Brief an die Mutter: „Erzähl mir nichts von Nächstenliebe“ des Hamburger Autors Wolfgang Borchert.

Der kleine Ketzer
Ma chere mama, du versuchst es jede Minute, mich mit Jesus vollzustopfen. Hier steh ich dir mit zwanzig Tropfen ­erlauchter Tinte schnodderiger Rede.


Trost in der Religion?

Ich will vom Leben nicht getröstet werden, ich will nicht glücklich und zufrieden sein – das ist nicht unser Sinn auf Erden: zufrieden ist der Käfer und das Schwein!

Christliche Geduld

Ich hasse diesen Kreuzes-Kult und diese unerotische Geduld. Ich häufe lieber Schuld auf Schuld Um eines Augenblickes süße Huld!

Amouren – so und so
Erzähl mir nichts von Nächstenliebe! La femme hat zwar ein süßes Angesicht – doch war einmal ein Kriegsgericht und: darauf reimt sich höchstens Hiebe!

Einkehr
Verlangt das Herz nach innerer Erbauung, warum mit Bibelworten fasten? Zwar ist das besser für die seelische ­Verdauung, allein Homer greift voller in die Tasten.

Vom Glauben
Warum soll Christus meines Glaubens Mitte sein? Ich glaub an Shakespeare, Bach und Goya. Man kann doch auch für Nietzsche oder Rilke sein, vielleicht für Dionysos, für Steiner und Loyola.

Oder nicht?
Den Sinn des Lebens kann ich wohl erkennen: zu leben und dran verbrennen!

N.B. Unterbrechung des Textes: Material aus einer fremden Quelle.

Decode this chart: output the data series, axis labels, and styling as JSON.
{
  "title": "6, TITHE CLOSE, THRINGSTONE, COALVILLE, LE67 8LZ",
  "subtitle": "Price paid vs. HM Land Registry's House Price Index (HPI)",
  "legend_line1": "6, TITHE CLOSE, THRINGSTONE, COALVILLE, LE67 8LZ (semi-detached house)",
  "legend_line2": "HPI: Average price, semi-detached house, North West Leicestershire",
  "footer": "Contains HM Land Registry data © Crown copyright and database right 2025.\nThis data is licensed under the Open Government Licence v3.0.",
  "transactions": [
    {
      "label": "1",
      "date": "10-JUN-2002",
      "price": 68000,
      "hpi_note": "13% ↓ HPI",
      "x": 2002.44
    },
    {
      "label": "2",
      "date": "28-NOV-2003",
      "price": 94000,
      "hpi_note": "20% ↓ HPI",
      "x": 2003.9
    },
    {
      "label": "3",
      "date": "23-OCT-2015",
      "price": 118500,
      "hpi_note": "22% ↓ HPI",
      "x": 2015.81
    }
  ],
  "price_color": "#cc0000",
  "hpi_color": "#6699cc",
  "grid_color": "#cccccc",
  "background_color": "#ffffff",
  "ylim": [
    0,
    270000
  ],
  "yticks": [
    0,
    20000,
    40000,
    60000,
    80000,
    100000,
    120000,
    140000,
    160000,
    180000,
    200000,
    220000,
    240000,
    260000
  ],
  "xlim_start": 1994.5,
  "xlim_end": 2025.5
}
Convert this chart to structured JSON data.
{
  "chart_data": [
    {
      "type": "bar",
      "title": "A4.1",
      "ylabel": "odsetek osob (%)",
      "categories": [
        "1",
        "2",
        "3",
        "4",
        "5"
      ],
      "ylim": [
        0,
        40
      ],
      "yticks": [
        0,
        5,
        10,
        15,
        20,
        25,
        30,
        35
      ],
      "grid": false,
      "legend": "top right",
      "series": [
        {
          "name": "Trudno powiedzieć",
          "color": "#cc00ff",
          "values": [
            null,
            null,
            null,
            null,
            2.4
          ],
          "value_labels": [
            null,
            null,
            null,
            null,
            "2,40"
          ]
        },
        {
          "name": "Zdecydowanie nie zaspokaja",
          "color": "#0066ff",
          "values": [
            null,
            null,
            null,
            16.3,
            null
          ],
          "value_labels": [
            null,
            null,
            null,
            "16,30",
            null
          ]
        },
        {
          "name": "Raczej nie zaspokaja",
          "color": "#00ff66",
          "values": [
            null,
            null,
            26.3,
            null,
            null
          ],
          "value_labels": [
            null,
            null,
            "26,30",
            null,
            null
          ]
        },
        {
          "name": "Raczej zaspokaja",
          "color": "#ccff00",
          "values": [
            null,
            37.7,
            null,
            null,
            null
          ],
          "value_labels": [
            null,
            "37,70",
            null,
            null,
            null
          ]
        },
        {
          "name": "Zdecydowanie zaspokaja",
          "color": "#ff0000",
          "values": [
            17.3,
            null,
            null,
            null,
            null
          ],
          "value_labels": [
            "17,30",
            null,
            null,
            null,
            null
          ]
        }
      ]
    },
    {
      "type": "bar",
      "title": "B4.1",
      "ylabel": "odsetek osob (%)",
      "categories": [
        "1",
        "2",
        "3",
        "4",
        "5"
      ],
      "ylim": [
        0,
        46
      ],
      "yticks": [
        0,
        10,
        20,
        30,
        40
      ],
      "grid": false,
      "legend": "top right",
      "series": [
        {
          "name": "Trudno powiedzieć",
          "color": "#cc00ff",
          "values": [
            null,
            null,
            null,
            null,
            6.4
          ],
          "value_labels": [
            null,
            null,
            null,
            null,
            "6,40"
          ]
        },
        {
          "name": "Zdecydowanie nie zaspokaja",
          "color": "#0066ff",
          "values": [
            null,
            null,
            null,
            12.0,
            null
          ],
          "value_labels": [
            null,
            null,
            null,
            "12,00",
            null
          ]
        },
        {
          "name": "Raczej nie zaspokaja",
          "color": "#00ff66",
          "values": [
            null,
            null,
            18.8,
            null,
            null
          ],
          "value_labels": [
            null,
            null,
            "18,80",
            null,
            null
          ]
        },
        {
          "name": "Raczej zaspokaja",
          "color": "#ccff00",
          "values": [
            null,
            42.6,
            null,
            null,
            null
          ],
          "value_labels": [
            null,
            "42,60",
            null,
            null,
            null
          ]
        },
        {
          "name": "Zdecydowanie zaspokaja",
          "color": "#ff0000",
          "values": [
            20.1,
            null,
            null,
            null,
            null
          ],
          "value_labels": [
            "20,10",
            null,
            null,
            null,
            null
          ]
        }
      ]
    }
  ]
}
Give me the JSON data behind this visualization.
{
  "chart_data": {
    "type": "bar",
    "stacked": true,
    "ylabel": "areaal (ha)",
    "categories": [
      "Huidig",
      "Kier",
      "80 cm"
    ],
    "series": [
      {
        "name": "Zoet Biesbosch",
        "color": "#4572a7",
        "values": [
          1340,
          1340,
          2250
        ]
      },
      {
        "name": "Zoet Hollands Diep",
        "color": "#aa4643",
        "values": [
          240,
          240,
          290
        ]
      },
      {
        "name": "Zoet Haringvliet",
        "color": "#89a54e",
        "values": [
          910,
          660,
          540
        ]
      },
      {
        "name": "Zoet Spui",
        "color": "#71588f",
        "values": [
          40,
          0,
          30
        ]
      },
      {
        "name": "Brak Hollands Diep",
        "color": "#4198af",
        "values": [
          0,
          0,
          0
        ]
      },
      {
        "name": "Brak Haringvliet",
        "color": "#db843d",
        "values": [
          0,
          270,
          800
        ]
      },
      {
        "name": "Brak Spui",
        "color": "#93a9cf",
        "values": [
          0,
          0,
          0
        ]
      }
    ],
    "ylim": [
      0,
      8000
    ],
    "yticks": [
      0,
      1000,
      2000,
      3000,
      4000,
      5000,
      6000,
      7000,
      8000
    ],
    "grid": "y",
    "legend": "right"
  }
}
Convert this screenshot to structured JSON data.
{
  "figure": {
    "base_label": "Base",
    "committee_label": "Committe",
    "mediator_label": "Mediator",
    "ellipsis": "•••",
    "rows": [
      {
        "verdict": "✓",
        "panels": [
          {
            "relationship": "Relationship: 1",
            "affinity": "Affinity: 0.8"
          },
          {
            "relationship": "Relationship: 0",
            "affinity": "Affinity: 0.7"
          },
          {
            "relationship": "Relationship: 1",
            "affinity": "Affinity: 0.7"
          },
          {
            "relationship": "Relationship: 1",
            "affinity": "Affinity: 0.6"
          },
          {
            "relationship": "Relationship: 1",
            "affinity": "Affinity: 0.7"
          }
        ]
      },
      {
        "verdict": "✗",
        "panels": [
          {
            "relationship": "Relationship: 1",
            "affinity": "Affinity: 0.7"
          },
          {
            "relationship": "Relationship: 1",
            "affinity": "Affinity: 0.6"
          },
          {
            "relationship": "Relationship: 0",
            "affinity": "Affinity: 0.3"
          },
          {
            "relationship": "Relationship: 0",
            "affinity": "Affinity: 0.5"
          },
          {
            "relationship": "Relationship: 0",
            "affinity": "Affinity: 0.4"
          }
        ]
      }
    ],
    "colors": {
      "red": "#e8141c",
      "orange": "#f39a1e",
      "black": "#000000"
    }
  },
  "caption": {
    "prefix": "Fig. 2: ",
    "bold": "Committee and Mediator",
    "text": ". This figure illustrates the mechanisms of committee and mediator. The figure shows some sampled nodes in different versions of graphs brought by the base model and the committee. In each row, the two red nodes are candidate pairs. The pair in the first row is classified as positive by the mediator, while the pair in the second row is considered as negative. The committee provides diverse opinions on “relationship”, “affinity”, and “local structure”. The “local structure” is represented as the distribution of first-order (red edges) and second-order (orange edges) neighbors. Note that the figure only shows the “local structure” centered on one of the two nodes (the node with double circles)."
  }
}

Wer sich sein Leben nach dem Sinn verquält, der hat den Sinn verfehlt!

Ich sterbe meinen Tod
Und was das Sterben anbetrifft: Für mich ist Christus nicht gestorben! Im Augenblick genieß ich unverdorben, daß Charon mich hinüberschifft.

Kreislauf
Um meinen Körper hab ich keine Bange – der ist bei Wurm und Made bestens aufgehoben. Das große Karussell bleibt stets im Gange: Als Distel bin ich morgen wieder oben!

Der große Unbekannte
Und Gott? fragst du, wo läßt du ihn? Im Unbekannten, wo er immer war. Denn dort auch hat er mir verziehen, daß ich so jeder Ehrfurcht bar.

Ich bete auch
Sag nicht, mir fehle es an Tiefen! Ich fühl mich andächtig und klein, bin ich mit einem Mädchen oder einer schiefen hellgelben Hundeblume Aug in Aug allein.

Wo ist Mephisto
Doch dies sag ich ihm ins Gesicht: Vielleicht bist du die Liebe und das Sein, doch gut, Gott, bist du nicht –
von wem soll sonst das Böse sein?


Exodos

Oh, mother dear, du liest hier meine ehrfurchtslosen Thesen – ich hoffe, daß du sie beniest – sonst weihe sie dem Besen!